Did fair-value accounting contribute to the financial crisis?

10 July 2014

Since the beginning of the financial crisis, many critics have argued that fair-value accounting (e.g. IFRS) has amplified the crisis and increased financial instability. Under fair-value accounting standards, bank assets or liabilities are marked to market: that is, they are declared according to current market prices instead of book values. Thus, all gains and losses are immediately recognized in income statements. At a CFS Colloquium on 8 July, Christian Leuz, Joseph Sondheimer Professor of International Economics, Finance and Accounting at the University of Chicago Booth School of Business and CFS Research Fellow, nevertheless cited empirical evidence to make the case that fair-value accounting did not contribute to the crisis. Indeed, recent empirical analyses have not found a strong link between financial reporting standards and financial stability.

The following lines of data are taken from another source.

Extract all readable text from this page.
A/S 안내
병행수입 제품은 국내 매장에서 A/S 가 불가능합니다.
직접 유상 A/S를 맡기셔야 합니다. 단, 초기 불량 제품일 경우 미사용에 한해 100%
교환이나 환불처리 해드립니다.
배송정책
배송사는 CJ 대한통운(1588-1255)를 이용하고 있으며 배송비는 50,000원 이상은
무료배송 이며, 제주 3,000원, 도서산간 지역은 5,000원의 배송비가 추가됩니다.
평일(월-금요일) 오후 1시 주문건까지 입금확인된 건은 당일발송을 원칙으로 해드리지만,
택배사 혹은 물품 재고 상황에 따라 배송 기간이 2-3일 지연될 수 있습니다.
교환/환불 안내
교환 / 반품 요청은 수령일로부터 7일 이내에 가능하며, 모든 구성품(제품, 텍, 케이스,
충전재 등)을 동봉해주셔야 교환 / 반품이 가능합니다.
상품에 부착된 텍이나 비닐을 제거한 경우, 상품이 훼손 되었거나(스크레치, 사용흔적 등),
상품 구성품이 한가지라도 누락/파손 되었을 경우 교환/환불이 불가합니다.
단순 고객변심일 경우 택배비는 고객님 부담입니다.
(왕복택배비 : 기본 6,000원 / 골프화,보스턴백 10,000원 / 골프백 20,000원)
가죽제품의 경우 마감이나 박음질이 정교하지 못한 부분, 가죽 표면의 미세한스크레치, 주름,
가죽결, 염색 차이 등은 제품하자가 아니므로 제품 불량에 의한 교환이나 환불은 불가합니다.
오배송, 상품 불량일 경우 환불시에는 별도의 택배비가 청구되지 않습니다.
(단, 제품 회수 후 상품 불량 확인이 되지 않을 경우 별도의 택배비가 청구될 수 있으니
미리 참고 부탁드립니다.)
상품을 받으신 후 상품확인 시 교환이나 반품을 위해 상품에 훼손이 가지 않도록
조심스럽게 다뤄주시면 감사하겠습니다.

Leuz explained that financial accounting provides information for prudential regulation, market participants as well as for bank management. For example, regulators look at financial accounting figures when deciding on capital requirements for banks, and bank managers rely on this data when taking risk management decisions. However, Leuz warned, we should not overestimate the importance of accounting data. Financial reporting is usually not the only source of information available; indeed, regulators often make significant adjustments to the reported numbers for their own purposes (e.g. applying prudential filters). Similarly, investors do not solely rely on accounting information, but also consider other factors such as the overall macroeconomic situation, analyst reports or newspaper articles. Thus, Leuz concluded, these numbers have no significant effect on financial stability.

Empirical studies have shown that, before the crisis, bank assets were often overvalued in accounting reports; hence, according to Leuz, the crisis saw no excessive write-downs, but rather the write-downs that did occur served simply to mark the value of these assets closer to their fundamental value. Although there might have been downward spirals or asset fire sales in certain markets, evidence suggests that these effects were not due to the use of fair-value accounting standards. During the crisis, banks usually did not report their real exposures, and disclosures were mostly made quite late. As examples, Leuz mentioned the cases of IKB and Sachsen LB, both of which issued press releases assuring markets that they had no problems just days before being bailed out. According to Leuz, such a lack of transparency contributes to financial instability as much as the disclosure of negative information on banks.

Finally, Leuz argued that historical cost accounting (e.g. HGB) – accounting standards valuing assets at their original acquisition costs instead of at current market prices – does not make any difference for financial stability, and does not result in lower leverage compared to fair-value accounting. For example, though several German banks that got into trouble during the crisis, like IKB or HRE, were regulated based on German historical cost accounting standards rather than fair-value accounting standards, these banks were just as highly leveraged as their peers. In Leuz’s view, capital requirements can contribute more to avoiding high leverage than any specific accounting rules.